7. Earnings per share and diluted earnings per share
Earnings per share is calculated by dividing the profit attributable to ordinary shareholders by the weighted average number of ordinary shares outstanding during the period. The diluted earnings per share includes the outstanding share options within the weighted average number of shares figure.

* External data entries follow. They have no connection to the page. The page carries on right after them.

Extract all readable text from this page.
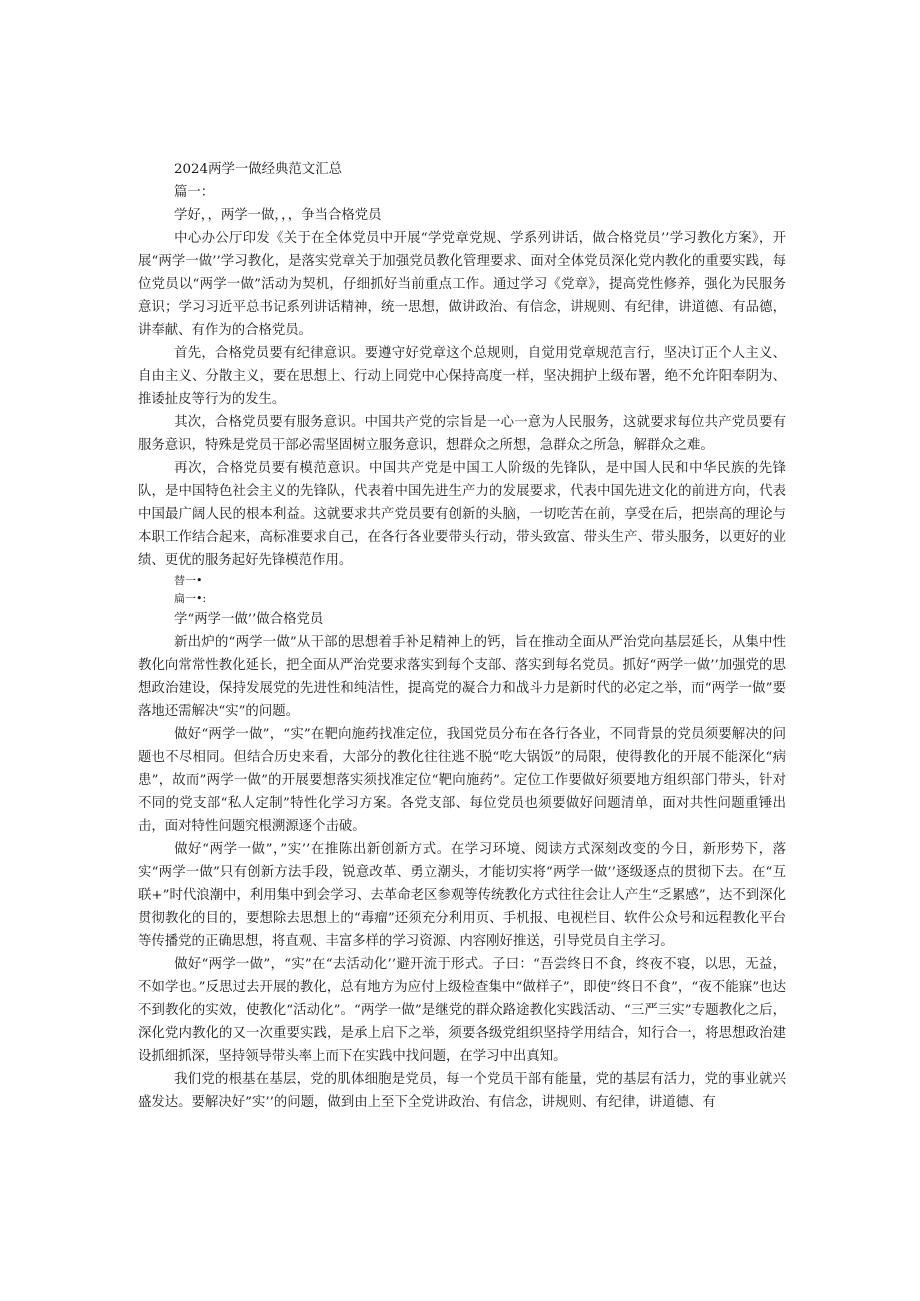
2024两学一做经典范文汇总

篇一：

学好，，两学一做，，，争当合格党员

中心办公厅印发《关于在全体党员中开展“学党章党规、学系列讲话，做合格党员’’学习教化方案》，开展“两学一做’’学习教化，是落实党章关于加强党员教化管理要求、面对全体党员深化党内教化的重要实践，每位党员以“两学一做”活动为契机，仔细抓好当前重点工作。通过学习《党章》，提高党性修养，强化为民服务意识；学习习近平总书记系列讲话精神，统一思想，做讲政治、有信念，讲规则、有纪律，讲道德、有品德，讲奉献、有作为的合格党员。

首先，合格党员要有纪律意识。要遵守好党章这个总规则，自觉用党章规范言行，坚决订正个人主义、自由主义、分散主义，要在思想上、行动上同党中心保持高度一样，坚决拥护上级布署，绝不允许阳奉阴为、推诿扯皮等行为的发生。

其次，合格党员要有服务意识。中国共产党的宗旨是一心一意为人民服务，这就要求每位共产党员要有服务意识，特殊是党员干部必需坚固树立服务意识，想群众之所想，急群众之所急，解群众之难。

再次，合格党员要有模范意识。中国共产党是中国工人阶级的先锋队，是中国人民和中华民族的先锋队，是中国特色社会主义的先锋队，代表着中国先进生产力的发展要求，代表中国先进文化的前进方向，代表中国最广阔人民的根本利益。这就要求共产党员要有创新的头脑，一切吃苦在前，享受在后，把崇高的理论与本职工作结合起来，高标准要求自己，在各行各业要带头行动，带头致富、带头生产、带头服务，以更好的业绩、更优的服务起好先锋模范作用。

替一•

扁一•:

学“两学一做’’做合格党员

新出炉的“两学一做”从干部的思想着手补足精神上的钙，旨在推动全面从严治党向基层延长，从集中性教化向常常性教化延长，把全面从严治党要求落实到每个支部、落实到每名党员。抓好“两学一做’’加强党的思想政治建设，保持发展党的先进性和纯洁性，提高党的凝合力和战斗力是新时代的必定之举，而“两学一做”要落地还需解决“实”的问题。

做好“两学一做”，“实”在靶向施药找准定位，我国党员分布在各行各业，不同背景的党员须要解决的问题也不尽相同。但结合历史来看，大部分的教化往往逃不脱“吃大锅饭”的局限，使得教化的开展不能深化“病患”，故而”两学一做”的开展要想落实须找准定位“靶向施药”。定位工作要做好须要地方组织部门带头，针对不同的党支部“私人定制”特性化学习方案。各党支部、每位党员也须要做好问题清单，面对共性问题重锤出击，面对特性问题究根溯源逐个击破。

做好“两学一做”，”实’’在推陈出新创新方式。在学习环境、阅读方式深刻改变的今日，新形势下，落实“两学一做”只有创新方法手段，锐意改革、勇立潮头，才能切实将“两学一做’’逐级逐点的贯彻下去。在“互联+”时代浪潮中，利用集中到会学习、去革命老区参观等传统教化方式往往会让人产生“乏累感”，达不到深化贯彻教化的目的，要想除去思想上的“毒瘤”还须充分利用页、手机报、电视栏目、软件公众号和远程教化平台等传播党的正确思想，将直观、丰富多样的学习资源、内容刚好推送，引导党员自主学习。

做好“两学一做”，“实”在“去活动化’’避开流于形式。子曰：“吾尝终日不食，终夜不寝，以思，无益，不如学也。”反思过去开展的教化，总有地方为应付上级检查集中“做样子”，即使“终日不食”，“夜不能寐”也达不到教化的实效，使教化“活动化”。“两学一做”是继党的群众路途教化实践活动、“三严三实”专题教化之后，深化党内教化的又一次重要实践，是承上启下之举，须要各级党组织坚持学用结合，知行合一，将思想政治建设抓细抓深，坚持领导带头率上而下在实践中找问题，在学习中出真知。

我们党的根基在基层，党的肌体细胞是党员，每一个党员干部有能量，党的基层有活力，党的事业就兴盛发达。要解决好”实’’的问题，做到由上至下全党讲政治、有信念，讲规则、有纪律，讲道德、有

| Unaudited Half year to 30 September 2021 | Unaudited Half year to 30 September 2020 | Audited Year to 31 March 2021 |
Profit/(loss) after tax (£'000) | 4,382 | (506) | 4,149 |
Weighted average number of shares - basic calculation | 43,632,068 | 43,632,068 | 43,632,068 |
Weighted average number of shares - diluted calculation | 43,699,509 | 43,667,360 | 43,667,360 |
Earnings per share - basic | 10.04p | (1.16)p | 9.51p |
Earnings per share - diluted | 10.03p | (1.16)p | 9.50p |
8. Pension schemes
The group operates two defined benefit pension schemes which are closed to new entrants and closed to future accruals on 6 April 2009. The assets of the schemes are independent of the finances of the group and are administered by trustees.
The pension schemes are related parties of the group and during the period £1,073,000 (2020 - £1,404,000) was paid by the group on behalf of the schemes in respect of pension payments and administration costs. At 30 September 2021, the outstanding balance of £3,569,000 (2020 - £4,182,000) is repayable within one year.
Payments made by the company on behalf of the schemes in the current period are repayable by 30 November 2022.
9. Interim report
Copies of this interim management report will be available on the company's website, https://castings.plc.uk/, and from the registered office.
Statement of Directors' Responsibilities
The directors confirm that the condensed consolidated interim financial statements have been prepared in accordance with IAS 34 and that the interim management report includes a fair review of the information required by DTR 4.2.7R and DTR 4.2.8R.
The directors of Castings P.L.C. are listed on the back cover of this report.